ROANOKE TIMES

                         Roanoke Times
                 Copyright (c) 1995, Landmark Communications, Inc.

DATE: MONDAY, February 21, 1994                   TAG: 9402210061
SECTION: VIRGINIA                    PAGE: C4   EDITION: METRO 
SOURCE: The Washington Post
DATELINE: WASHINGTON                                LENGTH: Long


CANDIDATE NORTH'S MESSAGE CONTRADICTS IRAN-CONTRA RECORD

What former White House aide Oliver North is saying in his campaign for the Republican senatorial nomination in Virginia appears to contradict the voluminous record in one of the nation's most extensively investigated scandals: the Iran-Contra affair.

Foremost is North's recent assertion that he opposed and reluctantly participated in trading arms to Iran to help free Americans held hostage in Lebanon.

By contrast, the nearly seven-year Iran-Contra investigation by an independent counsel, congressional testimony by other officials involved in the scandal and North's own autobiography indicate he was an architect and zealous supporter of the arms-for-hostages deals.
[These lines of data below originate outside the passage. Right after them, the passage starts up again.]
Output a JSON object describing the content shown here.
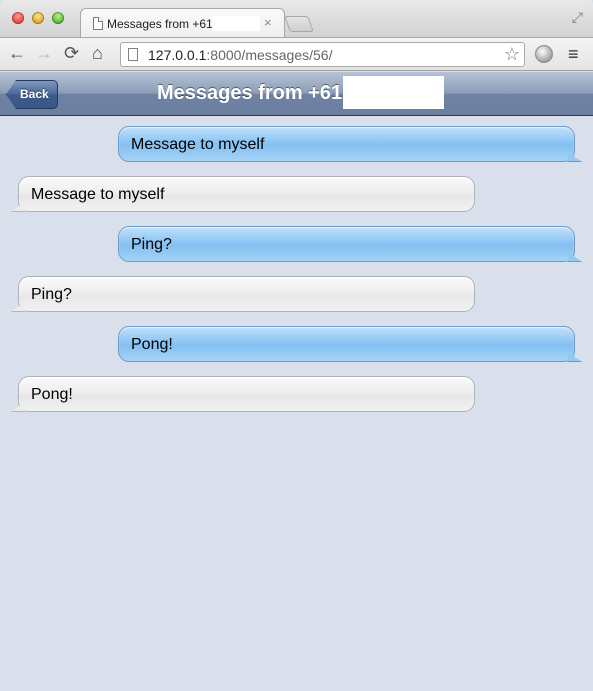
{
  "browser": {
    "tab_title": "Messages from +61",
    "tab_close": "×",
    "url_host": "127.0.0.1",
    "url_rest": ":8000/messages/56/",
    "icons": {
      "back": "back-arrow-icon",
      "forward": "forward-arrow-icon",
      "reload": "reload-icon",
      "home": "home-icon",
      "page": "page-icon",
      "star": "star-icon",
      "extension": "extension-icon",
      "menu": "menu-icon",
      "fullscreen": "fullscreen-icon"
    }
  },
  "header": {
    "back_label": "Back",
    "title": "Messages from +61"
  },
  "messages": [
    {
      "direction": "sent",
      "text": "Message to myself"
    },
    {
      "direction": "received",
      "text": "Message to myself"
    },
    {
      "direction": "sent",
      "text": "Ping?"
    },
    {
      "direction": "received",
      "text": "Ping?"
    },
    {
      "direction": "sent",
      "text": "Pong!"
    },
    {
      "direction": "received",
      "text": "Pong!"
    }
  ],
  "colors": {
    "background": "#d9dfeb",
    "sent_bubble": "#8cc5f4",
    "received_bubble": "#eeeeee",
    "header_bar": "#6e82a3"
  }
}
On CBS's "Face the Nation" Jan. 30, North was asked why he sent arms to Iran in violation of Reagan administration policy, which North helped to write, that no concessions should be made to terrorists.

North responded that he was among those who had opposed President Ronald Reagan's selling arms to Iran to help free hostages. That answer ran contrary to congressional and court records and to North's own book - all of which portray him as an initiator and continuing supporter of the arms shipments.

Two days earlier, during a Jan. 28 appearance on ABC's "Nightline," North was asked if he thought the public hero status he gained by his televised confrontation with the House-Senate Iran-Contra investigating committees in July 1987 had in the long run created his chance to run for the Senate. North responded by claiming he had not wanted to testify at all. "And," he added, "we certainly didn't want to make it public."

North's answer contradicted congressional records that show it was North's lawyer who insisted committee questioning take place in public, once the Marine lieutenant colonel had been given immunity from prosecution for what he North's veracity, particularly when it comes to his wide-ranging activities in the Iran-Contra affair, has become an issue in his campaign against former Reagan administration official Jim Miller for the GOP senate nomination. said.

North's veracity, particularly when it comes to his wide-ranging activities in the Iran-Contra affair, has become an issue in his campaign against former Reagan administration official Jim Miller for the Senate nomination.

Sen. John Warner, R-Va., has declared North unfit for the Senate because he lied to Congress during his testimony. On Saturday, Virginia Gov. George Allen, a Republican who has said he will not endorse anyone until the party convention chooses a nominee in June, urged the Republican winter conference in Norfolk to "send John Warner a senator he can work with."

On Thursday, retired Army Maj. Gen. John Singlaub, who in the 1980s worked with North to help arm the Nicaraguan Contra rebels, questioned the honesty of his onetime colleague. In announcing his support for Miller, Singlaub accused North of "lying to me as he has to his other colleagues. He would lie to protect himself. He fantasized so many things."

A June Reader's Digest article titled "Does Oliver North Tell the Truth?" is being widely circulated among voters in Northern Virginia by an anti-North group. It concluded that "many [former North colleagues from the Reagan administration] now say he cannot be trusted to tell the truth - in speech or in print - about Iran-Contra or much else."

Former National Security Council consultant Michael Ledeen told the magazine that North, when he worked at the White House, "had trouble distinguishing between what was true and what he wished to be true."

Candidate North's statements in recent television appearances illustrate his credibility problem. At times, he skewed the past, or, in Ledeen's terms, described how he wished things had been in order to counter the implication of a question or fit the mood of his audience.

On "Face the Nation," North said he had not advocated trading arms for hostages, that it was Reagan who insisted on it. Reagan, according to North, said, "We've tried everything else. We're going to try this."

"He [Reagan] did it over the objections of a number of us who thought that was not a good thing to do," North said.

Until that statement, North had portrayed himself as a believer in the secret arms shipments. In his 1991 autobiography, "Under Fire," North wrote: "At the time, it seemed that selling a small amount of arms to Iran was worth the risk to try to make it all work. . . . The decision to proceed was made well above my level, but I became a willing participant."

According to congressional and court records, North was more than a willing participant. It was North who proposed in December 1985 changing from sending Israeli-owned U.S.-made arms to Iran to covertly shipping U.S. arms directly from American stocks, a plan that Reagan approved the next month. Later in 1986, when then-national security adviser John Poindexter, with Reagan's approval, halted arms shipments until all the American hostages were released, it was North who encouraged resuming arms shipments after only one hostage was freed.

North spokesman Mark Merritt said last week that "there is a [computer] note somewhere where Ollie expressed concern" about the arms shipments, "but we can't find it."